Q22 どのような目標に向かって進められるのか?

    具体的なイメージは?

    

    ・目標は、QOLを向上させること 

      痛みなく眠れる

      安静時に痛くない

      動いても痛くない

解説

   がんの痛み治療には3つの段階的目標があります

    ①痛みに妨げられない睡眠時間の確保

     ・寝不足が続くと身体のリズムが崩れる

     ・疲労も蓄積する

     ・治療のうえでも、日常生活を送るうえでも、眠ることは大切

 

    ②安静にしていれば痛みが消えている状態の確保

     ・痛みどめを適切に用いることで、目標達成は可能

 

    ③起立したり、身体を動かしたりしても痛みが消えている状態の確保

     ・この状態を達成することが理想

     ・痛みを全く感じない状況にすることが難しい場合もある

     ・放射線治療や神経ブロック療法などの専門的な治療行うことがある

     ・すべての患者さんには、より自由で快適な生活を送るために痛み

      治療を受ける権利がある。

 

※眠るに勝る 果報はなかりけり

 

5.がん治療とがんの痛みの関係

Q23 再発で抗がん剤治療中。

    再発した部位が痛くて、夜も眠れない。

    日中もずっと横になっている。

    処方された痛みどめを使うと、抗がん剤の効果がなくなるのではない

   かと思い使っていない。

    進行した時分からないので、痛みどめは使いたくない。

    使い始めるとやめられなくなるのではないかと心配。

    痛みどめは使った方がよいのだろうか?

 

    ・抗がん剤の効果が弱まることはない

    ・痛みがないほうが、治療の幅が広がることもある

    ・痛みが取れると生活の質が向上

    ・意欲も出てくる

    ・痛みをとり、体調を整え、がん治療に臨みましょう

 

※「医師・医療者には説明の時間が無い」ということに集約されていくので

 しょうが、説明の不足もあるのではなかろうかという気がします。

 「時間が無い」現実に、患者側も対応していくしかありません。

   インターネットの便利さを、上手く、用心を持って使う。

   上手い話には裏がある。

   「ただ」ほど、高いものはない。

   誰の話(有名、評判の医師・医学者・医療者)であっても、鵜呑みにす

  るのは危険。
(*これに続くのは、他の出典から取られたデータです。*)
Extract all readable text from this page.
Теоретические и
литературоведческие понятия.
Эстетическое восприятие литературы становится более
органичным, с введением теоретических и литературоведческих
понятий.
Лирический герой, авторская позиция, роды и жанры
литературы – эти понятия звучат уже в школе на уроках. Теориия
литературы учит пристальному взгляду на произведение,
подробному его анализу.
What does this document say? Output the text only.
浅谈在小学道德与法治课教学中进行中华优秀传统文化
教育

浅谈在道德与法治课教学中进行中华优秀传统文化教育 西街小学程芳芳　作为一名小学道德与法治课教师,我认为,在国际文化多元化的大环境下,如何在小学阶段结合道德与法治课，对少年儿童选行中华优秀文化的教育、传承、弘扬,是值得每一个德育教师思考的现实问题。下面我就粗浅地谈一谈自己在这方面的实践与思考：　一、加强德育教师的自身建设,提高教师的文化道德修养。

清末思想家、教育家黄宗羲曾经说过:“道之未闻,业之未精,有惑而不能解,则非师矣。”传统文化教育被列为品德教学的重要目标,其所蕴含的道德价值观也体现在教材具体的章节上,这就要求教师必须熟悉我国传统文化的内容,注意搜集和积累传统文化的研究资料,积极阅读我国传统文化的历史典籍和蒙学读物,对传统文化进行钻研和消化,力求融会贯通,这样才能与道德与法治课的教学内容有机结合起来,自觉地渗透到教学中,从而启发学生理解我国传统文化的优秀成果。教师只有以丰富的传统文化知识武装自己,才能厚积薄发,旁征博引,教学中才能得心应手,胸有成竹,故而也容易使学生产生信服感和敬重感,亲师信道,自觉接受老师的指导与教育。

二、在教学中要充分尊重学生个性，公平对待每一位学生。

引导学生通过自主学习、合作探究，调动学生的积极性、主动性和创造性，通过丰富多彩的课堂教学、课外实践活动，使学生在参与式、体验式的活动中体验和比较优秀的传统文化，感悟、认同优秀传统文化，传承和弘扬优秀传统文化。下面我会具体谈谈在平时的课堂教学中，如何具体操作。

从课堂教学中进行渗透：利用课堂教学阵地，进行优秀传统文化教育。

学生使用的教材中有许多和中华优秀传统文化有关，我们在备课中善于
(一般例が、自分に必ずしも当て嵌まらない。バイアスの

  問題も有り得る。)

   調べるのは、複数で比較しながら。

   検討して、絞って、病院で、質問確認。

 等に、気を付けています。

 

解説

   痛みの治療によってがんの効果が弱まることはありません

    ・痛みをとることによって、むしろがん治療の可能性が広がる

    

   がん治療をしっかり行うためにも、痛みをとっておくことが大切です

    ・痛みをとって、身体のコンデイションと気力を整え、治療に臨むこと

    が大切

 

   痛みがなくなることで、生活の質が向上し、自分らしい生活が可能に

   なります

 

   痛みがなくなれば痛みどめを減量したり、中止したりできます

 

※「痛い生活」は、どんな場合も、ごめんこうむりたいものです。

  80%は何とかなるそうですから、医療の限界、薬の限界、人の限界や

  不安定要素も考慮に入れ、「期待し過ぎず、期待する。」ですね。

  毎度ですが、これに尽きる気がしています。

 

雪が降ってきたようです。積もるほどではなく降っては消えています。